Integrate into Workflows: Once calibrated, integrate into Scrum/Kanban using provided guides.

章节 06

Data Collection & Calibration

Data Collection for Calibration

Effective calibration requires tracking:

Initial TokenPoints estimate
Actual token count and dollar cost
Model combinations (cost varies by model)
Codebase size/complexity
Task type (new feature, bug fix, refactoring)
Delivered business value

Analyze data to identify estimation biases (e.g., which tasks are under/overestimated) and adjust scale definitions.

章节 07

Common Misuses & Avoidance Strategies

Common Mistakes & How to Avoid

Over-optimizing cost: Don’t sacrifice code quality/maintainability for lower costs—prioritize results over savings.
Ignoring human time: Track both AI cost and human time (需求澄清, architecture, review are critical).
Rigid scale application: Default scales are starting points—calibrate for your team’s context.
Ignoring context: Same task may cost differently across codebases—consider maturity, tech stack, team familiarity.

章节 08

Conclusion & Community Contribution

Conclusion

TokenPoints is an honest approach: it acknowledges estimation difficulties and uses AI-era tools for clearer metrics.

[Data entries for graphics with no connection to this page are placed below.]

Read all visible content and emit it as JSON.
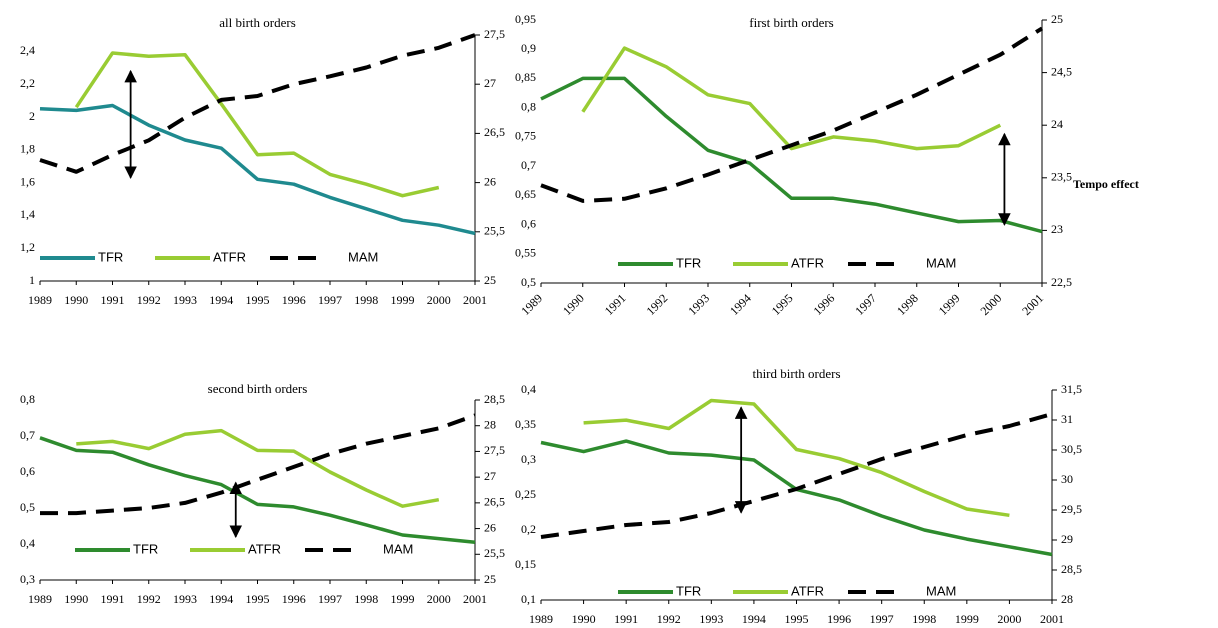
{
  "chart_data": [
    {
      "type": "line",
      "title": "all birth orders",
      "categories": [
        "1989",
        "1990",
        "1991",
        "1992",
        "1993",
        "1994",
        "1995",
        "1996",
        "1997",
        "1998",
        "1999",
        "2000",
        "2001"
      ],
      "series": [
        {
          "name": "TFR",
          "color": "#1f8a8f",
          "values": [
            2.05,
            2.04,
            2.07,
            1.95,
            1.86,
            1.81,
            1.62,
            1.59,
            1.51,
            1.44,
            1.37,
            1.34,
            1.29
          ]
        },
        {
          "name": "ATFR",
          "color": "#99cc33",
          "values": [
            null,
            2.06,
            2.39,
            2.37,
            2.38,
            2.08,
            1.77,
            1.78,
            1.65,
            1.59,
            1.52,
            1.57,
            null
          ]
        },
        {
          "name": "MAM",
          "color": "#000000",
          "axis": "y2",
          "dashed": true,
          "values": [
            26.23,
            26.11,
            26.28,
            26.43,
            26.66,
            26.84,
            26.88,
            27.0,
            27.08,
            27.17,
            27.29,
            27.37,
            27.5
          ]
        }
      ],
      "ylim": [
        1,
        2.5
      ],
      "yticks": [
        1,
        {
          "value": 1.2,
          "label": "1,2"
        },
        {
          "value": 1.4,
          "label": "1,4"
        },
        {
          "value": 1.6,
          "label": "1,6"
        },
        {
          "value": 1.8,
          "label": "1,8"
        },
        2,
        {
          "value": 2.2,
          "label": "2,2"
        },
        {
          "value": 2.4,
          "label": "2,4"
        }
      ],
      "y2lim": [
        25,
        27.5
      ],
      "y2ticks": [
        25,
        {
          "value": 25.5,
          "label": "25,5"
        },
        26,
        {
          "value": 26.5,
          "label": "26,5"
        },
        27,
        {
          "value": 27.5,
          "label": "27,5"
        }
      ]
    },
    {
      "type": "line",
      "title": "first birth orders",
      "categories": [
        "1989",
        "1990",
        "1991",
        "1992",
        "1993",
        "1994",
        "1995",
        "1996",
        "1997",
        "1998",
        "1999",
        "2000",
        "2001"
      ],
      "series": [
        {
          "name": "TFR",
          "color": "#2e8b2e",
          "values": [
            0.815,
            0.85,
            0.85,
            0.785,
            0.727,
            0.705,
            0.645,
            0.645,
            0.635,
            0.62,
            0.605,
            0.607,
            0.588
          ]
        },
        {
          "name": "ATFR",
          "color": "#99cc33",
          "values": [
            null,
            0.793,
            0.902,
            0.87,
            0.822,
            0.807,
            0.73,
            0.75,
            0.743,
            0.73,
            0.735,
            0.77,
            null
          ]
        },
        {
          "name": "MAM",
          "color": "#000000",
          "axis": "y2",
          "dashed": true,
          "values": [
            23.43,
            23.28,
            23.3,
            23.4,
            23.53,
            23.67,
            23.81,
            23.95,
            24.12,
            24.29,
            24.48,
            24.67,
            24.92
          ]
        }
      ],
      "ylim": [
        0.5,
        0.95
      ],
      "yticks": [
        {
          "value": 0.5,
          "label": "0,5"
        },
        {
          "value": 0.55,
          "label": "0,55"
        },
        {
          "value": 0.6,
          "label": "0,6"
        },
        {
          "value": 0.65,
          "label": "0,65"
        },
        {
          "value": 0.7,
          "label": "0,7"
        },
        {
          "value": 0.75,
          "label": "0,75"
        },
        {
          "value": 0.8,
          "label": "0,8"
        },
        {
          "value": 0.85,
          "label": "0,85"
        },
        {
          "value": 0.9,
          "label": "0,9"
        },
        {
          "value": 0.95,
          "label": "0,95"
        }
      ],
      "y2lim": [
        22.5,
        25
      ],
      "y2ticks": [
        {
          "value": 22.5,
          "label": "22,5"
        },
        23,
        {
          "value": 23.5,
          "label": "23,5"
        },
        24,
        {
          "value": 24.5,
          "label": "24,5"
        },
        25
      ],
      "annotation": "Tempo effect"
    },
    {
      "type": "line",
      "title": "second birth orders",
      "categories": [
        "1989",
        "1990",
        "1991",
        "1992",
        "1993",
        "1994",
        "1995",
        "1996",
        "1997",
        "1998",
        "1999",
        "2000",
        "2001"
      ],
      "series": [
        {
          "name": "TFR",
          "color": "#2e8b2e",
          "values": [
            0.695,
            0.66,
            0.655,
            0.62,
            0.59,
            0.565,
            0.51,
            0.503,
            0.48,
            0.453,
            0.425,
            0.415,
            0.405
          ]
        },
        {
          "name": "ATFR",
          "color": "#99cc33",
          "values": [
            null,
            0.678,
            0.685,
            0.665,
            0.705,
            0.715,
            0.66,
            0.658,
            0.6,
            0.55,
            0.505,
            0.523,
            null
          ]
        },
        {
          "name": "MAM",
          "color": "#000000",
          "axis": "y2",
          "dashed": true,
          "values": [
            26.3,
            26.3,
            26.35,
            26.4,
            26.5,
            26.7,
            26.95,
            27.2,
            27.45,
            27.65,
            27.8,
            27.95,
            28.2
          ]
        }
      ],
      "ylim": [
        0.3,
        0.8
      ],
      "yticks": [
        {
          "value": 0.3,
          "label": "0,3"
        },
        {
          "value": 0.4,
          "label": "0,4"
        },
        {
          "value": 0.5,
          "label": "0,5"
        },
        {
          "value": 0.6,
          "label": "0,6"
        },
        {
          "value": 0.7,
          "label": "0,7"
        },
        {
          "value": 0.8,
          "label": "0,8"
        }
      ],
      "y2lim": [
        25,
        28.5
      ],
      "y2ticks": [
        25,
        {
          "value": 25.5,
          "label": "25,5"
        },
        26,
        {
          "value": 26.5,
          "label": "26,5"
        },
        27,
        {
          "value": 27.5,
          "label": "27,5"
        },
        28,
        {
          "value": 28.5,
          "label": "28,5"
        }
      ]
    },
    {
      "type": "line",
      "title": "third birth orders",
      "categories": [
        "1989",
        "1990",
        "1991",
        "1992",
        "1993",
        "1994",
        "1995",
        "1996",
        "1997",
        "1998",
        "1999",
        "2000",
        "2001"
      ],
      "series": [
        {
          "name": "TFR",
          "color": "#2e8b2e",
          "values": [
            0.325,
            0.312,
            0.327,
            0.31,
            0.307,
            0.3,
            0.258,
            0.243,
            0.22,
            0.2,
            0.187,
            0.176,
            0.165
          ]
        },
        {
          "name": "ATFR",
          "color": "#99cc33",
          "values": [
            null,
            0.353,
            0.357,
            0.345,
            0.385,
            0.38,
            0.315,
            0.302,
            0.282,
            0.255,
            0.23,
            0.221,
            null
          ]
        },
        {
          "name": "MAM",
          "color": "#000000",
          "axis": "y2",
          "dashed": true,
          "values": [
            29.05,
            29.15,
            29.25,
            29.3,
            29.45,
            29.65,
            29.85,
            30.1,
            30.35,
            30.55,
            30.75,
            30.9,
            31.1
          ]
        }
      ],
      "ylim": [
        0.1,
        0.4
      ],
      "yticks": [
        {
          "value": 0.1,
          "label": "0,1"
        },
        {
          "value": 0.15,
          "label": "0,15"
        },
        {
          "value": 0.2,
          "label": "0,2"
        },
        {
          "value": 0.25,
          "label": "0,25"
        },
        {
          "value": 0.3,
          "label": "0,3"
        },
        {
          "value": 0.35,
          "label": "0,35"
        },
        {
          "value": 0.4,
          "label": "0,4"
        }
      ],
      "y2lim": [
        28,
        31.5
      ],
      "y2ticks": [
        28,
        {
          "value": 28.5,
          "label": "28,5"
        },
        29,
        {
          "value": 29.5,
          "label": "29,5"
        },
        30,
        {
          "value": 30.5,
          "label": "30,5"
        },
        31,
        {
          "value": 31.5,
          "label": "31,5"
        }
      ]
    }
  ]
}
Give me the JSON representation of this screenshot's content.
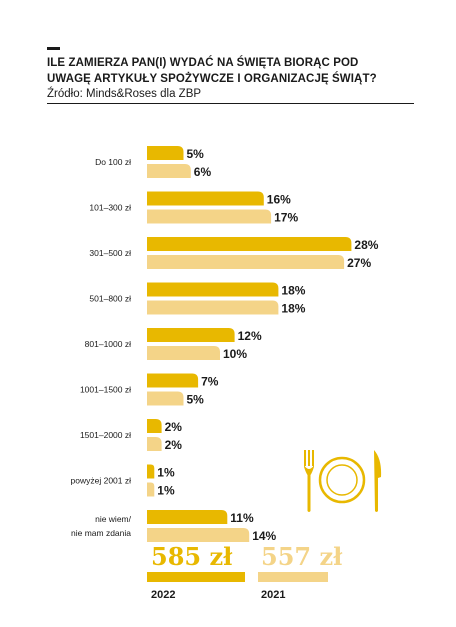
{
  "header": {
    "title_line1": "ILE ZAMIERZA PAN(I) WYDAĆ NA ŚWIĘTA BIORĄC POD",
    "title_line2": "UWAGĘ ARTYKUŁY SPOŻYWCZE I ORGANIZACJĘ ŚWIĄT?",
    "source": "Źródło: Minds&Roses dla ZBP"
  },
  "colors": {
    "y2022": "#e8b800",
    "y2021": "#f4d488",
    "text": "#1a1a1a"
  },
  "chart_data": {
    "type": "bar",
    "orientation": "horizontal",
    "categories": [
      [
        "Do 100 zł"
      ],
      [
        "101–300 zł"
      ],
      [
        "301–500 zł"
      ],
      [
        "501–800 zł"
      ],
      [
        "801–1000 zł"
      ],
      [
        "1001–1500 zł"
      ],
      [
        "1501–2000 zł"
      ],
      [
        "powyżej 2001 zł"
      ],
      [
        "nie wiem/",
        "nie mam zdania"
      ]
    ],
    "series": [
      {
        "name": "2022",
        "color": "#e8b800",
        "values": [
          5,
          16,
          28,
          18,
          12,
          7,
          2,
          1,
          11
        ],
        "labels": [
          "5%",
          "16%",
          "28%",
          "18%",
          "12%",
          "7%",
          "2%",
          "1%",
          "11%"
        ]
      },
      {
        "name": "2021",
        "color": "#f4d488",
        "values": [
          6,
          17,
          27,
          18,
          10,
          5,
          2,
          1,
          14
        ],
        "labels": [
          "6%",
          "17%",
          "27%",
          "18%",
          "10%",
          "5%",
          "2%",
          "1%",
          "14%"
        ]
      }
    ],
    "unit": "%",
    "grid": false,
    "legend": "bottom"
  },
  "summary": {
    "items": [
      {
        "value": "585 zł",
        "year": "2022"
      },
      {
        "value": "557 zł",
        "year": "2021"
      }
    ]
  },
  "icons": [
    "cutlery-icon"
  ]
}
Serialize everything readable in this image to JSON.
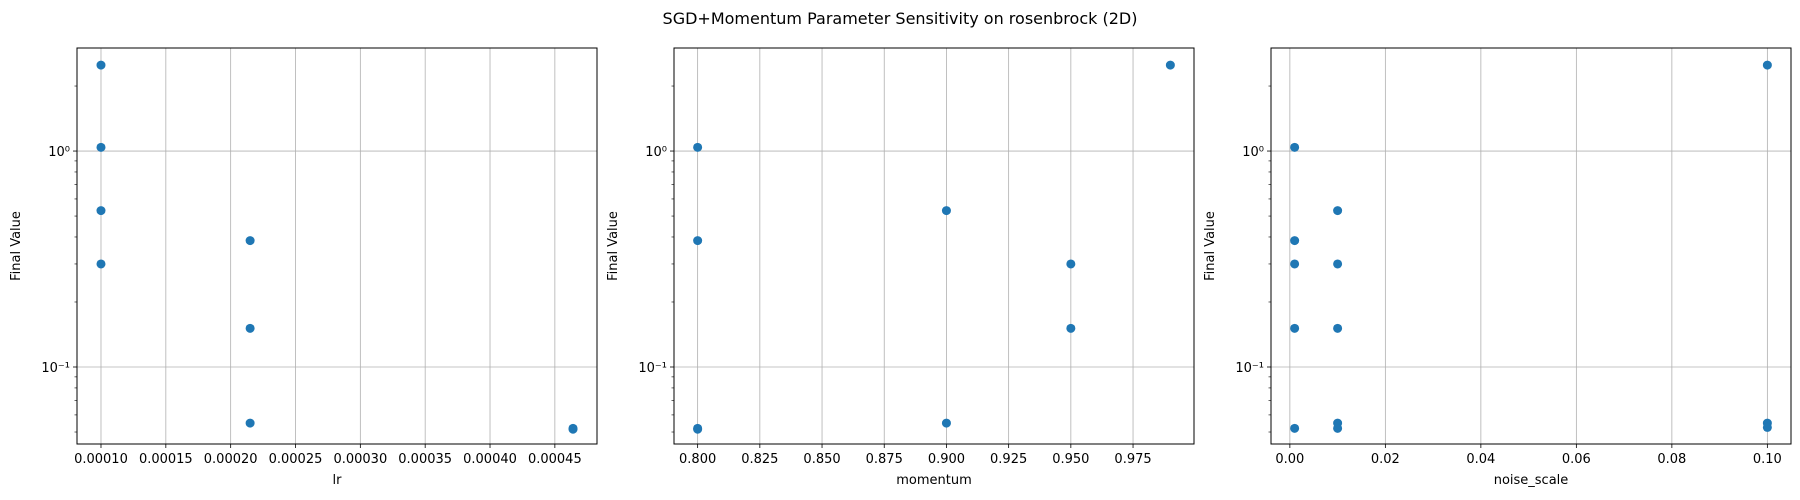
{
  "suptitle": "SGD+Momentum Parameter Sensitivity on rosenbrock (2D)",
  "chart_data": [
    {
      "type": "scatter",
      "xlabel": "lr",
      "ylabel": "Final Value",
      "yscale": "log",
      "grid": true,
      "xlim": [
        8.15e-05,
        0.0004825
      ],
      "ylim": [
        0.044,
        3.0
      ],
      "xticks": [
        0.0001,
        0.00015,
        0.0002,
        0.00025,
        0.0003,
        0.00035,
        0.0004,
        0.00045
      ],
      "xtick_labels": [
        "0.00010",
        "0.00015",
        "0.00020",
        "0.00025",
        "0.00030",
        "0.00035",
        "0.00040",
        "0.00045"
      ],
      "yticks": [
        1,
        0.1
      ],
      "ytick_labels": [
        "10⁰",
        "10⁻¹"
      ],
      "color": "#1f77b4",
      "points": [
        {
          "x": 0.0001,
          "y": 2.5
        },
        {
          "x": 0.0001,
          "y": 1.04
        },
        {
          "x": 0.0001,
          "y": 0.53
        },
        {
          "x": 0.0001,
          "y": 0.3
        },
        {
          "x": 0.000215,
          "y": 0.385
        },
        {
          "x": 0.000215,
          "y": 0.151
        },
        {
          "x": 0.000215,
          "y": 0.055
        },
        {
          "x": 0.000464,
          "y": 0.052
        },
        {
          "x": 0.000464,
          "y": 0.0515
        }
      ]
    },
    {
      "type": "scatter",
      "xlabel": "momentum",
      "ylabel": "Final Value",
      "yscale": "log",
      "grid": true,
      "xlim": [
        0.7905,
        0.9995
      ],
      "ylim": [
        0.044,
        3.0
      ],
      "xticks": [
        0.8,
        0.825,
        0.85,
        0.875,
        0.9,
        0.925,
        0.95,
        0.975
      ],
      "xtick_labels": [
        "0.800",
        "0.825",
        "0.850",
        "0.875",
        "0.900",
        "0.925",
        "0.950",
        "0.975"
      ],
      "yticks": [
        1,
        0.1
      ],
      "ytick_labels": [
        "10⁰",
        "10⁻¹"
      ],
      "color": "#1f77b4",
      "points": [
        {
          "x": 0.8,
          "y": 1.04
        },
        {
          "x": 0.8,
          "y": 0.385
        },
        {
          "x": 0.8,
          "y": 0.052
        },
        {
          "x": 0.8,
          "y": 0.0515
        },
        {
          "x": 0.9,
          "y": 0.53
        },
        {
          "x": 0.9,
          "y": 0.055
        },
        {
          "x": 0.95,
          "y": 0.3
        },
        {
          "x": 0.95,
          "y": 0.151
        },
        {
          "x": 0.99,
          "y": 2.5
        }
      ]
    },
    {
      "type": "scatter",
      "xlabel": "noise_scale",
      "ylabel": "Final Value",
      "yscale": "log",
      "grid": true,
      "xlim": [
        -0.00395,
        0.10495
      ],
      "ylim": [
        0.044,
        3.0
      ],
      "xticks": [
        0.0,
        0.02,
        0.04,
        0.06,
        0.08,
        0.1
      ],
      "xtick_labels": [
        "0.00",
        "0.02",
        "0.04",
        "0.06",
        "0.08",
        "0.10"
      ],
      "yticks": [
        1,
        0.1
      ],
      "ytick_labels": [
        "10⁰",
        "10⁻¹"
      ],
      "color": "#1f77b4",
      "points": [
        {
          "x": 0.001,
          "y": 1.04
        },
        {
          "x": 0.001,
          "y": 0.385
        },
        {
          "x": 0.001,
          "y": 0.3
        },
        {
          "x": 0.001,
          "y": 0.151
        },
        {
          "x": 0.001,
          "y": 0.052
        },
        {
          "x": 0.01,
          "y": 0.53
        },
        {
          "x": 0.01,
          "y": 0.3
        },
        {
          "x": 0.01,
          "y": 0.151
        },
        {
          "x": 0.01,
          "y": 0.055
        },
        {
          "x": 0.01,
          "y": 0.052
        },
        {
          "x": 0.1,
          "y": 2.5
        },
        {
          "x": 0.1,
          "y": 0.055
        },
        {
          "x": 0.1,
          "y": 0.0525
        }
      ]
    }
  ]
}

It’s not a panacea but a data-driven starting point for planning.

For AI-transforming teams, TokenPoints offers a chance to re-think workload—embrace dollar-based honest metrics to focus on cost prediction and value.

Community Contribution

TokenPoints is v0.1—feedback on name, scales, principles is welcome. Most valuable contributions are anonymized calibration data (averages, models, codebase context). The project uses CC BY 4.0 license (free to use/fork with attribution).